E-type pyramidal cells not only show pronounced differences in their apical dendritic morphology (Bastian and Courtright, 1991; Bastian et al., 2004) but also vary in their basilar dendrite morphology. Basilar dendrites of deep E cells can be as short as 50 μm and have diameters of 3–4 μm, whereas the basilar dendrites of the superficial E cell are as much as 10-fold longer and twofold larger in diameter (Fig. 8A) (Maler, unpublished data). We built models of superficial and deep E-cell dendrites to determine whether, with realistic parameter selection, the filter characteristics of these dendrites could explain the different frequency-response properties of these cells seen with local stimulation. The model incorporated a population of receptor afferents driven by and phase locked to a randomly amplitude-modulated (0–120 Hz) EOD signal. These receptor afferents provided a sequence of postsynaptic potentials that converged on models of P-cell basilar dendrites typical of superficial and deep cells (Fig. 8A) (see Materials and Methods). To model responses to global stimulus geometry, we increased the gain of the receptor-afferent input to simulate the increased area of the RF center that is activated with global stimulation (RF center saturation). This has been demonstrated previously to increase the high-frequency responsiveness of these cells without compromising responses to low frequencies (Chacron et al., 2003). In addition, in the case of the superficial cell simulation, a simple feedback input was included in the model to mimic the negative-image input driven by P-cell receptive-field antagonistic surround and recruited under global stimulation. The addition of this input allowed us to test whether a simple low-pass negative-image input could mimic the change in frequency response and STA shape seen when stimulus geometry was switched from local to global. The feedback signal was not included in the simulations of deep cell responses to global stimulation, because previous studies, as well as the results presented above, showed that, for these cells, minimum changes in response occurred because of the transition from local to global geometry (Bastian et al., 2004). The compartment of the dendritic models most distal to the receptor-afferent input, closest to the cell body, included a spike-generating mechanism. Thus, the model produced spike time data that could be directly compared with those of the in vivo experiments.

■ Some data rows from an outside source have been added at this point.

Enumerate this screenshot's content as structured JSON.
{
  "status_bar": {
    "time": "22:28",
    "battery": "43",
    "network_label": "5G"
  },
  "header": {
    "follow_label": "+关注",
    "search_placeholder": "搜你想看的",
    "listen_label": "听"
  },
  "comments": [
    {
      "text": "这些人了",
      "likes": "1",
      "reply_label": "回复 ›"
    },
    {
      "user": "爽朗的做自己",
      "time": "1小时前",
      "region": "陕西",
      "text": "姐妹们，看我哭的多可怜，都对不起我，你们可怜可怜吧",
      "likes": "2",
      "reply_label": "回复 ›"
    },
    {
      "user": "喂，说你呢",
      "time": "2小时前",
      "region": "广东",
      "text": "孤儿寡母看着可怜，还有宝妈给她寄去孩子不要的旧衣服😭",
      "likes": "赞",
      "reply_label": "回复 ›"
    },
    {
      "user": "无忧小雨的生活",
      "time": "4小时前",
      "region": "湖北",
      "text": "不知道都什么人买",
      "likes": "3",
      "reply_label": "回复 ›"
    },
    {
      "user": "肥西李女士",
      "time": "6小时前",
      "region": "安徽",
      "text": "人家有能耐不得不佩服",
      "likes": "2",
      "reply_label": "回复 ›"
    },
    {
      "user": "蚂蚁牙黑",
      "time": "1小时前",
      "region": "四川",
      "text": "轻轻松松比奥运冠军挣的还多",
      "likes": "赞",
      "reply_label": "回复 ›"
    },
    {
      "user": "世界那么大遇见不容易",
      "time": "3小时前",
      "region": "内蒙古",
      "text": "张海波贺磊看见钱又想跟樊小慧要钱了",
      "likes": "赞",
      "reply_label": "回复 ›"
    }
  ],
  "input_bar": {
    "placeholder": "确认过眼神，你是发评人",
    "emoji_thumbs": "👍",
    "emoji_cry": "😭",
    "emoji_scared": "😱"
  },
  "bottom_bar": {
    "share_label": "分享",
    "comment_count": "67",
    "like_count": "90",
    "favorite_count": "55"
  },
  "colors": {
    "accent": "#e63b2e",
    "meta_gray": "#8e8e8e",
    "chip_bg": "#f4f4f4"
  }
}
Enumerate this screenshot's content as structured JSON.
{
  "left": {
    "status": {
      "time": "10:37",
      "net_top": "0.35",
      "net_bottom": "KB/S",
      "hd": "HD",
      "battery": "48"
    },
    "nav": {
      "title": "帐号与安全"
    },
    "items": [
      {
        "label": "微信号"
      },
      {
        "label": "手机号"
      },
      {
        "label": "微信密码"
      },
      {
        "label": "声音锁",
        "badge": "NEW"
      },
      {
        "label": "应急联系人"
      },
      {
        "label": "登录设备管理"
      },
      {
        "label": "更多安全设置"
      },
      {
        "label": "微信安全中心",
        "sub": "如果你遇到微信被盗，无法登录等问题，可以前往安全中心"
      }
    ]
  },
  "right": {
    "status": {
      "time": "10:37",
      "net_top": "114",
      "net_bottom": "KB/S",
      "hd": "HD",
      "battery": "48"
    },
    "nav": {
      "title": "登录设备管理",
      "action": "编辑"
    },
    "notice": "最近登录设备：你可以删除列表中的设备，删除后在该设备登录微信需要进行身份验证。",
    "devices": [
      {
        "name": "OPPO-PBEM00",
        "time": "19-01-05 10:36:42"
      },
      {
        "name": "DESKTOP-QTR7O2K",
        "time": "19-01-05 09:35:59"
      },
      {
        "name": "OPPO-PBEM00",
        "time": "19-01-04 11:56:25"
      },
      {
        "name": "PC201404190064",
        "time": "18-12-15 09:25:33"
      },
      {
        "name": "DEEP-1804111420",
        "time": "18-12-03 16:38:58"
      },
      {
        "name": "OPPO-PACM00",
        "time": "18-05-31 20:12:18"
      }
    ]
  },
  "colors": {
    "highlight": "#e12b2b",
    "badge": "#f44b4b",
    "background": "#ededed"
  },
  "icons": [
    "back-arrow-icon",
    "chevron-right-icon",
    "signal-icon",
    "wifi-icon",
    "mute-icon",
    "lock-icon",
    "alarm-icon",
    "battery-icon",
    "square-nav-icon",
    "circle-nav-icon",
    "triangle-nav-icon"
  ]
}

Figure 8, B and C, shows the mutual information curves from the simulations of superficial and deep cells, respectively. Close agreement with the in vivo data are seen, in that the simulated superficial cell shows an improvement in low-frequency sensitivity, along with reduced sensitivity to high frequencies attributable to local versus global stimulation (Fig. 8B, dashed and solid lines, respectively). The superficial cell simulation agrees well with the single-example superficial cell (Fig. 8D) as well as the mean MI curves of the population of superficial E cells studied (Fig. 3A). Likewise, the simulated mutual information curves of the deep E cell (Fig. 8C) agree well with the MI curves of the single example (Fig. 8E) and with the population-averaged deep E-cell responses (Fig. 3B). In all cases, MI curves are wide-band and similar to the MI curves for receptor afferents (Fig. 1). Minimal changes occur, contingent on local versus global stimulation. These differences in simulated responses of superficial versus deep E cells to local versus global stimulation cannot be attributable to the membrane time constants of the cells, because these were the same for both models. Instead, the more robust low-pass filtering of local stimuli by the superficial cells is a result of a stronger frequency-dependent attenuation attributable to the increased length of the basilar dendrites of these cells. Similar patterns of frequency-dependent attenuation have been described previously in both experimental (Callaway and Ross, 1995) and modeling (Henze et al., 1996) studies. This is a property of the passive cable equation (Weiss, 1996).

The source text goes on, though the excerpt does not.